Mr. Hitchings produced, four or five years ago, a complete abstract of all the ships' registers recorded at this port under the Federal constitution. The aid rendered by George H. Allen and Stephen W. Phillips enabled him to make this monumental work a unique contribution to the antiquarian resources of this region. It left only one thing to be desired. The lack of a single feature, an index to the names of owners and masters, was a serious handicap to its practical utility.

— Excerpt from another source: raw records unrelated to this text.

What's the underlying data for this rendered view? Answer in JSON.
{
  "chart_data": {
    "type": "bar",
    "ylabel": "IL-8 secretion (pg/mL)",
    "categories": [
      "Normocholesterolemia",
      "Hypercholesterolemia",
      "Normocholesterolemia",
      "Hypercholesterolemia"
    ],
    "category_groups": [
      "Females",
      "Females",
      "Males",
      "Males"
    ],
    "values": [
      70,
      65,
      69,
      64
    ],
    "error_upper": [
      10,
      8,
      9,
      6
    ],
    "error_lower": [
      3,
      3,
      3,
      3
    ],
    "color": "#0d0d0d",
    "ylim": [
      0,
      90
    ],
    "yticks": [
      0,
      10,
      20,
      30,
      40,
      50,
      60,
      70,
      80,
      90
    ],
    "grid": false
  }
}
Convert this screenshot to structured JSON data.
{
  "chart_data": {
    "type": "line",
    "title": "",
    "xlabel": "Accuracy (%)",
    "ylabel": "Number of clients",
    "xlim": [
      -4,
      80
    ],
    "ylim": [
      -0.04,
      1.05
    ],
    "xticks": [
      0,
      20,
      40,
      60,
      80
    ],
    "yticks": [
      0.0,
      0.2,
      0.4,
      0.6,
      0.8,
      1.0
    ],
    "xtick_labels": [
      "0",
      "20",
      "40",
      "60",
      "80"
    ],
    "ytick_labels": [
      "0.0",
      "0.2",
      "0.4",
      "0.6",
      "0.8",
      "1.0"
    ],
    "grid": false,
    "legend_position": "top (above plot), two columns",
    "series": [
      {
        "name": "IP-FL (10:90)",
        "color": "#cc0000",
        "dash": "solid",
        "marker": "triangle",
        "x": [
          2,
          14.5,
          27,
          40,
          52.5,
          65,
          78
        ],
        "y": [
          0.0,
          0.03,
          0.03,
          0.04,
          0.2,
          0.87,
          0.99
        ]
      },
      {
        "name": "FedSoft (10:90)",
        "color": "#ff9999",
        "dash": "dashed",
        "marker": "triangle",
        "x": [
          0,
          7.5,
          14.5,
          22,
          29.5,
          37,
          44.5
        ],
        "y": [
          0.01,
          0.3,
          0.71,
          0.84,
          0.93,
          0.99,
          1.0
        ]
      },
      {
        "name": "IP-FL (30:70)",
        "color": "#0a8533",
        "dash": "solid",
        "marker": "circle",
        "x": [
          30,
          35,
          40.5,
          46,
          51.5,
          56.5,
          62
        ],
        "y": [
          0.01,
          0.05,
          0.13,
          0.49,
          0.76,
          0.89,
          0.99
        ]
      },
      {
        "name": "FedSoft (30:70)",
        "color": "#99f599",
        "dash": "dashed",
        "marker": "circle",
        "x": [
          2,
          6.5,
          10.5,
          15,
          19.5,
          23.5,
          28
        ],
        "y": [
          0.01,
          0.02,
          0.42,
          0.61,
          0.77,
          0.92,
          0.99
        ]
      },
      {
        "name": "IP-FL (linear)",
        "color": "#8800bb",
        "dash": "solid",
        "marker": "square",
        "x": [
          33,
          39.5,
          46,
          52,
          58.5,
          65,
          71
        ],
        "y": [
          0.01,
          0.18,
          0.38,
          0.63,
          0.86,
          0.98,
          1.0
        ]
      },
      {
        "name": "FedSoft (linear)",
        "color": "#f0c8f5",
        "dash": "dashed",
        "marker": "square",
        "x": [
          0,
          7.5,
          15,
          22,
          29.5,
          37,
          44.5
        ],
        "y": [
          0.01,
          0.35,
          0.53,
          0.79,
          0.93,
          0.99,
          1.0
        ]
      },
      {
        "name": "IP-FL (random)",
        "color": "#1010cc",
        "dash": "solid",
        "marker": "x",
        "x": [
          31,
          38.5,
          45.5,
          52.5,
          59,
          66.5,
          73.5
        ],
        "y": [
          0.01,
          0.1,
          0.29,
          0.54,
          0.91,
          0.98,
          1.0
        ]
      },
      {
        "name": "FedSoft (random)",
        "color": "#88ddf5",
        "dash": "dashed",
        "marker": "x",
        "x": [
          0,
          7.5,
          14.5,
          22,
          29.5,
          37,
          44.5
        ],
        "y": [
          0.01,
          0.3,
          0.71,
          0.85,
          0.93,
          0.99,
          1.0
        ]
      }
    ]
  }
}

Such an index would have been too bulky to be printed with the book, but without an index, curious descendants of the old worthies who made Salem famous could only trace the voyages of their ancestors where they knew before hand the names of their ships.

This task Mr. Hitchings set himself at once to supply. He had undertaken a card catalogue, already well advanced, which was to embrace, not only the ship's registers here since 1789, but also such earlier Salem ships as could be traced, besides the added tonnage of Newburyport, Gloucester and Marblehead. A good deal of material for this work was already to be printed. But the task awaits for its completion the time, energy, patience and skill of some public spirited deliverer in the hidden things. The student who takes up the task where Mr. Hitchings has left it, and carried in forward to success, will be able to congratulate himself, not only on providing ready access to the very tonnage owned by each merchant, commanded by each shipmaster, of Salem's palmy days, but also on completing a well earned monument to one of the modest, painstaking, earnest workers in the field of local research.